Kosovo declared independence in 2008, following a brutal 1998-99 war. It was backed by the United States and its allies, but not Russia and China.
Meanwhile, Poland’s government has expressed hope for a “quick stabilization of the situation in Catalonia” through dialogue and compromise, “without resorting to force or street demonstrations.”
But Poland’s foreign ministry also described the situation in Catalonia to be Spain’s “internal matter,” saying “we fully respect the principles of sovereignty, territorial integrity and the unity of the Kingdom of Spain.”
2 p.m.
The U. N. human rights chief is calling on Spain’s government to ensure “thorough, independent and impartial investigations” into acts of violence linked to the Catalan independence referendum.
Zeid Ra’ad al-Hussein says he’s “very disturbed” by Sunday’s violence in Catalonia. He said police responses must “at all times be proportionate and necessary.”
The rights chief said in a statement Monday the situation should be resolved through political dialogue.

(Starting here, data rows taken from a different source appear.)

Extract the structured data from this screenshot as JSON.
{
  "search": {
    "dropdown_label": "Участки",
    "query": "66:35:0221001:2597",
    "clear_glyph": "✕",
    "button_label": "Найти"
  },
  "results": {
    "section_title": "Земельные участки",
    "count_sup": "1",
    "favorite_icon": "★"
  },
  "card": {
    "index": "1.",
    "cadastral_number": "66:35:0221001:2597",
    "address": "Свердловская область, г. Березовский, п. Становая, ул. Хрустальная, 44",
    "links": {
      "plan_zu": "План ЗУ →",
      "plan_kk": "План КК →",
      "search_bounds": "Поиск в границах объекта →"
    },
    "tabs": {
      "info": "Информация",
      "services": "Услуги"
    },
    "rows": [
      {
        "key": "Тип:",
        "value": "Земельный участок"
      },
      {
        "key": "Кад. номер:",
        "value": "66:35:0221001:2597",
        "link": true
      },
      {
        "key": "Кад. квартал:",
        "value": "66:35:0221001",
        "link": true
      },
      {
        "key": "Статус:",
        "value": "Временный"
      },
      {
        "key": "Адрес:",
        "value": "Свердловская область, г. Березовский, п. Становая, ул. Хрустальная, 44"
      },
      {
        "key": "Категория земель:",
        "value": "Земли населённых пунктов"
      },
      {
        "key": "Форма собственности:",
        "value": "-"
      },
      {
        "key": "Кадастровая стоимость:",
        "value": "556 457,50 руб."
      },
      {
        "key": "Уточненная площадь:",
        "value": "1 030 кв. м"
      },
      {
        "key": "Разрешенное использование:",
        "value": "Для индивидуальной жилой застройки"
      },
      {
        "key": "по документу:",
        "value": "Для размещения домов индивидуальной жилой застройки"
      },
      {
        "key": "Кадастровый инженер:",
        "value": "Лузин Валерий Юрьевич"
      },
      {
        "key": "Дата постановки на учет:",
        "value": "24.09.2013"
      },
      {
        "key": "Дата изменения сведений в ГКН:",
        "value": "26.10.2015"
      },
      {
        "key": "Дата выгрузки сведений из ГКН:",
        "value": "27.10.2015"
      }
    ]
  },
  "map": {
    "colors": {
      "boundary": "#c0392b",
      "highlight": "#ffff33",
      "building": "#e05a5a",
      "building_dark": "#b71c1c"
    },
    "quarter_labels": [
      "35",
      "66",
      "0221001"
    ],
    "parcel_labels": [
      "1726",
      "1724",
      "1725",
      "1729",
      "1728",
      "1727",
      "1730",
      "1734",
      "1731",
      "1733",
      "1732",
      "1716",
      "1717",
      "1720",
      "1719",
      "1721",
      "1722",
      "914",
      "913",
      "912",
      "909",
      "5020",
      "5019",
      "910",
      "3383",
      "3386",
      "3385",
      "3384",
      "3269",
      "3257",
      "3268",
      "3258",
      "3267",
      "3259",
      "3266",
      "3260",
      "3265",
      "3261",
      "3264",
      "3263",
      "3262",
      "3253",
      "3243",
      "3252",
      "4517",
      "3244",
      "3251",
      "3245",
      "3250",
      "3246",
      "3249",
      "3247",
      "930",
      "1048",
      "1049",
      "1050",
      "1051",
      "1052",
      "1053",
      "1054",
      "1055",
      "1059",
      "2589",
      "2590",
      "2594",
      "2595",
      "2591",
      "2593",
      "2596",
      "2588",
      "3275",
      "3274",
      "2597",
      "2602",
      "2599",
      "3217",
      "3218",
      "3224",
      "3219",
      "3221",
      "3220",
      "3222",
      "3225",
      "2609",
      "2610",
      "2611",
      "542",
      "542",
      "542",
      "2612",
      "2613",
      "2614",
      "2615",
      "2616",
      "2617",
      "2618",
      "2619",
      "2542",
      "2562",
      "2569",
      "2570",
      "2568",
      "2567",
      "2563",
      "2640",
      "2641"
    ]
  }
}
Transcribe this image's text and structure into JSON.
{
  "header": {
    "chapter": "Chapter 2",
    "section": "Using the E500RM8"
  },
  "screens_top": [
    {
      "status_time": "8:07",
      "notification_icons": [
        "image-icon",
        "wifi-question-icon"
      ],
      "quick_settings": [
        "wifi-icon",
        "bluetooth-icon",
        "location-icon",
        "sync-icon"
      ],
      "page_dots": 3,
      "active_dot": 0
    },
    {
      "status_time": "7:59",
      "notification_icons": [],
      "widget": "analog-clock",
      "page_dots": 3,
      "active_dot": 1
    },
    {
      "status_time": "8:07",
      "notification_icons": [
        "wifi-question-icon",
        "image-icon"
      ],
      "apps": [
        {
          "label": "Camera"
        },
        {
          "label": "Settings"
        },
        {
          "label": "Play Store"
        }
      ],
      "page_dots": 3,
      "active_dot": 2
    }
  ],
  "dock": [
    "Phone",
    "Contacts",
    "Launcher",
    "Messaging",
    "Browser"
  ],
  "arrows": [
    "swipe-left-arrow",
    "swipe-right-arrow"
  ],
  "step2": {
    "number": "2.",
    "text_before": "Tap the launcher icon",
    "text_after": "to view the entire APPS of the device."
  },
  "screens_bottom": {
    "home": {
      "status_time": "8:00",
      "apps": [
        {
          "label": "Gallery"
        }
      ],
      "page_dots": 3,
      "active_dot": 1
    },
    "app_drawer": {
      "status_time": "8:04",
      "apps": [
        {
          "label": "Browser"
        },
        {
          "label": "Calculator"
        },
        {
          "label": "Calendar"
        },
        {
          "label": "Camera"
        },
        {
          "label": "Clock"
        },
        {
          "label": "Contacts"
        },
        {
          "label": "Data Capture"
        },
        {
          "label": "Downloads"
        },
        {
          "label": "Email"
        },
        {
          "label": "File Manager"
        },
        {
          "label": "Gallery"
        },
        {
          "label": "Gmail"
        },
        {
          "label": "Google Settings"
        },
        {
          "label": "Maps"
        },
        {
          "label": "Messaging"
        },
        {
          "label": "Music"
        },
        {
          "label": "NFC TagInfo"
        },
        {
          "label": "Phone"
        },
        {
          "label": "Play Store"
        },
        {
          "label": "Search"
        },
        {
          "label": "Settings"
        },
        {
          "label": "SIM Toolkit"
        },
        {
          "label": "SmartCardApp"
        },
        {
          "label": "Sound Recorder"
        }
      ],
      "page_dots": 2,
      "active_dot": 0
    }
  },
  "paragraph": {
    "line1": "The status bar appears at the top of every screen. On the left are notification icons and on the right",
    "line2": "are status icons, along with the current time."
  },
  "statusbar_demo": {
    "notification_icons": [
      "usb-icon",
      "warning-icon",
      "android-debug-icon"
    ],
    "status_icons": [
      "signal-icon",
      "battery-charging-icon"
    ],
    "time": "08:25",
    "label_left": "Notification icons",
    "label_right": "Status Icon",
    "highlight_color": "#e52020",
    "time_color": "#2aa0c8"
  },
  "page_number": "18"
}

Catalan health officials say 893 people were treated in the hospital during Sunday’s clashes with riot police who turned up to stop people from voting.
Zeid, a Jordanian prince who goes by his first name, also urged Madrid to accept “without delay” the requests of two U. N.-mandated investigators on freedom of assembly and minorities to be granted access to visit Catalonia.
Rights office spokesman Rupert Colville said the two U. N. “special rapporteurs” had previously sought the access before the weekend’s violence.
1:40 p.m.
Catalonia’s leader is calling for international mediation to solve the political deadlock over the Catalan independence referendum.
Carles Puigdemont also called on Spain’s national police reinforcements to leave the northeastern region, a day after the vote on whether Catalonia should secede from Spain led to violence as police moved to stop voting.
He said the regional government will investigate responsibilities in rights violations.